‘To seal‘: we look at this verb, which is used especially in tournaments, in this short football language post. Read the transcript for this post below, and also check out our glossary of footballing phrases here and visit our site to access all our previous posts and podcasts. If you have any suggestions or questions then you can contact us at firstname.lastname@example.org.
This verb originally meant to close a letter’s envelope by using wax and a ‘seal‘ or stamp. It came to mean ‘to finish’, as in finish some business: you write the letter, put it in an envelope, and seal it: the process is finished. Now, we often use ‘seal‘ in business. For example when you say to seal a deal, it means to agree a business deal.
In football it can mean to progress to the next stage in a competition or to decide a position in the table.

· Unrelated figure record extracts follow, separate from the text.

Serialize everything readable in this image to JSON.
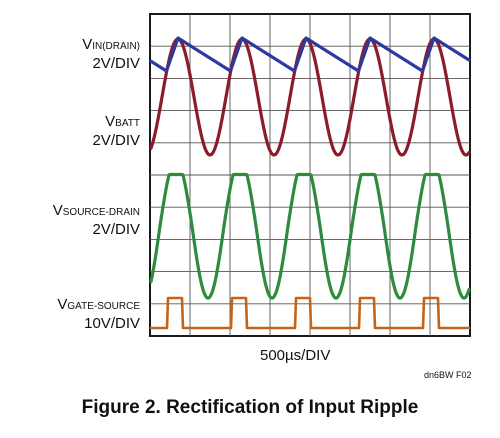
{
  "chart_data": {
    "type": "line",
    "title": "",
    "caption": "Figure 2. Rectification of Input Ripple",
    "figure_id": "dn6BW F02",
    "xlabel": "500µs/DIV",
    "x_divisions": 8,
    "y_divisions": 10,
    "grid": true,
    "channels": [
      {
        "symbol": "V",
        "subscript": "IN(DRAIN)",
        "scale": "2V/DIV",
        "color": "#2b3a9c",
        "waveform": "sawtooth",
        "periods_visible": 5
      },
      {
        "symbol": "V",
        "subscript": "BATT",
        "scale": "2V/DIV",
        "color": "#8c1c2a",
        "waveform": "sine",
        "periods_visible": 5
      },
      {
        "symbol": "V",
        "subscript": "SOURCE-DRAIN",
        "scale": "2V/DIV",
        "color": "#2e8a3c",
        "waveform": "clipped-sine",
        "periods_visible": 5
      },
      {
        "symbol": "V",
        "subscript": "GATE-SOURCE",
        "scale": "10V/DIV",
        "color": "#c4641c",
        "waveform": "pulse",
        "periods_visible": 5
      }
    ]
  }
}
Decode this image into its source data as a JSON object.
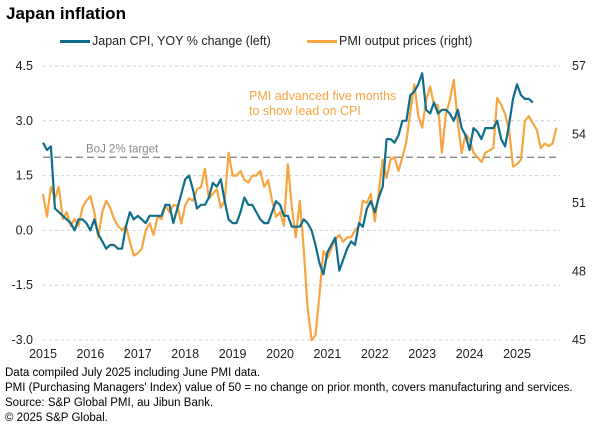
{
  "title": "Japan inflation",
  "footer": [
    "Data compiled July 2025 including June PMI data.",
    "PMI (Purchasing Managers' Index) value of 50 = no change on prior month, covers manufacturing and services.",
    "Source: S&P Global PMI, au Jibun Bank.",
    "© 2025 S&P Global."
  ],
  "chart_data": {
    "type": "line",
    "title": "Japan inflation",
    "x_start": "2015-01",
    "x_frequency": "monthly",
    "x_tick_labels": [
      "2015",
      "2016",
      "2017",
      "2018",
      "2019",
      "2020",
      "2021",
      "2022",
      "2023",
      "2024",
      "2025"
    ],
    "left_axis": {
      "ylim": [
        -3.0,
        4.5
      ],
      "ticks": [
        "4.5",
        "3.0",
        "1.5",
        "0.0",
        "-1.5",
        "-3.0"
      ]
    },
    "right_axis": {
      "ylim": [
        45,
        57
      ],
      "ticks": [
        "57",
        "54",
        "51",
        "48",
        "45"
      ]
    },
    "grid": true,
    "legend_position": "top",
    "reference_line": {
      "value": 2.0,
      "axis": "left",
      "label": "BoJ 2% target"
    },
    "annotation": [
      "PMI advanced five months",
      "to show lead on CPI"
    ],
    "series": [
      {
        "name": "Japan CPI, YOY % change (left)",
        "axis": "left",
        "color": "#0f6e8b",
        "start": "2015-01",
        "values": [
          2.4,
          2.2,
          2.3,
          0.6,
          0.5,
          0.4,
          0.3,
          0.2,
          0.0,
          0.3,
          0.3,
          0.2,
          0.0,
          0.3,
          -0.1,
          -0.3,
          -0.5,
          -0.4,
          -0.4,
          -0.5,
          -0.5,
          0.1,
          0.5,
          0.3,
          0.4,
          0.3,
          0.2,
          0.4,
          0.4,
          0.4,
          0.4,
          0.7,
          0.7,
          0.2,
          0.6,
          1.0,
          1.4,
          1.5,
          1.1,
          0.6,
          0.7,
          0.7,
          0.9,
          1.3,
          1.2,
          1.4,
          0.8,
          0.3,
          0.2,
          0.2,
          0.5,
          0.9,
          0.7,
          0.7,
          0.5,
          0.3,
          0.2,
          0.2,
          0.5,
          0.8,
          0.7,
          0.4,
          0.4,
          0.1,
          0.1,
          0.1,
          0.3,
          0.2,
          0.0,
          -0.4,
          -0.9,
          -1.2,
          -0.6,
          -0.4,
          -0.2,
          -1.1,
          -0.8,
          -0.5,
          -0.3,
          -0.4,
          0.2,
          0.1,
          0.6,
          0.8,
          0.5,
          0.9,
          1.2,
          2.5,
          2.5,
          2.4,
          2.6,
          3.0,
          3.0,
          3.7,
          3.8,
          4.0,
          4.3,
          3.3,
          3.2,
          3.5,
          3.2,
          3.3,
          3.3,
          3.2,
          3.0,
          3.3,
          2.8,
          2.6,
          2.2,
          2.8,
          2.7,
          2.5,
          2.8,
          2.8,
          2.8,
          3.0,
          2.5,
          2.3,
          2.9,
          3.6,
          4.0,
          3.7,
          3.6,
          3.6,
          3.5
        ]
      },
      {
        "name": "PMI output prices (right)",
        "axis": "right",
        "color": "#f7a540",
        "start": "2015-01",
        "values": [
          51.4,
          50.4,
          51.7,
          51.2,
          51.7,
          50.3,
          50.6,
          50.0,
          50.3,
          50.0,
          50.8,
          51.1,
          51.3,
          50.6,
          49.5,
          50.6,
          51.1,
          50.8,
          50.3,
          50.0,
          49.8,
          50.0,
          49.3,
          48.7,
          48.8,
          49.0,
          49.8,
          50.1,
          49.6,
          50.4,
          50.3,
          50.9,
          50.6,
          50.9,
          50.9,
          50.1,
          50.9,
          51.2,
          51.1,
          51.6,
          51.7,
          52.5,
          51.2,
          51.4,
          51.6,
          50.8,
          51.1,
          53.2,
          52.2,
          52.2,
          52.4,
          52.0,
          51.9,
          52.2,
          52.2,
          52.4,
          51.7,
          52.0,
          51.1,
          50.4,
          50.6,
          50.0,
          52.7,
          50.8,
          49.5,
          51.1,
          49.0,
          46.4,
          45.0,
          45.2,
          47.0,
          48.9,
          48.6,
          49.0,
          49.4,
          49.6,
          49.3,
          49.5,
          49.5,
          49.8,
          50.0,
          51.1,
          51.0,
          51.4,
          50.2,
          51.5,
          52.9,
          52.1,
          52.9,
          53.0,
          52.4,
          53.0,
          53.7,
          55.0,
          56.2,
          54.8,
          54.3,
          55.5,
          56.1,
          55.3,
          55.3,
          53.2,
          54.9,
          55.5,
          56.4,
          54.5,
          53.2,
          54.0,
          53.8,
          53.2,
          53.0,
          52.8,
          53.2,
          53.3,
          53.4,
          55.6,
          55.3,
          54.9,
          54.2,
          52.6,
          52.7,
          52.9,
          54.6,
          54.8,
          54.5,
          54.2,
          53.4,
          53.6,
          53.5,
          53.6,
          54.3
        ]
      }
    ]
  }
}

In Tuesday’s (12 July) 2022 Women’s Euros match from Group B, Germany sealed top spot by beating Spain 2-0. Here is The Guardian’s headline: ‘Popp seals top spot as Germany see off Spain to secure Euro 2022 progress.’
- Example: ‘Dazzling England demolish Norway 8-0 to seal Euro 2022 quarter-final spot‘ (The Guardian, 11 July 2022)
Notice that in both these examples, the headlines us ‘spot‘ – ‘sealed top spot‘ and ‘seal quarter final spot‘. Spot means position, place and often goes with the verb ‘to seal‘. A different verb for this would be ‘secure’ – to secure a place in the quarter finals, to secure a spot in the semis, or secure a berth in the final.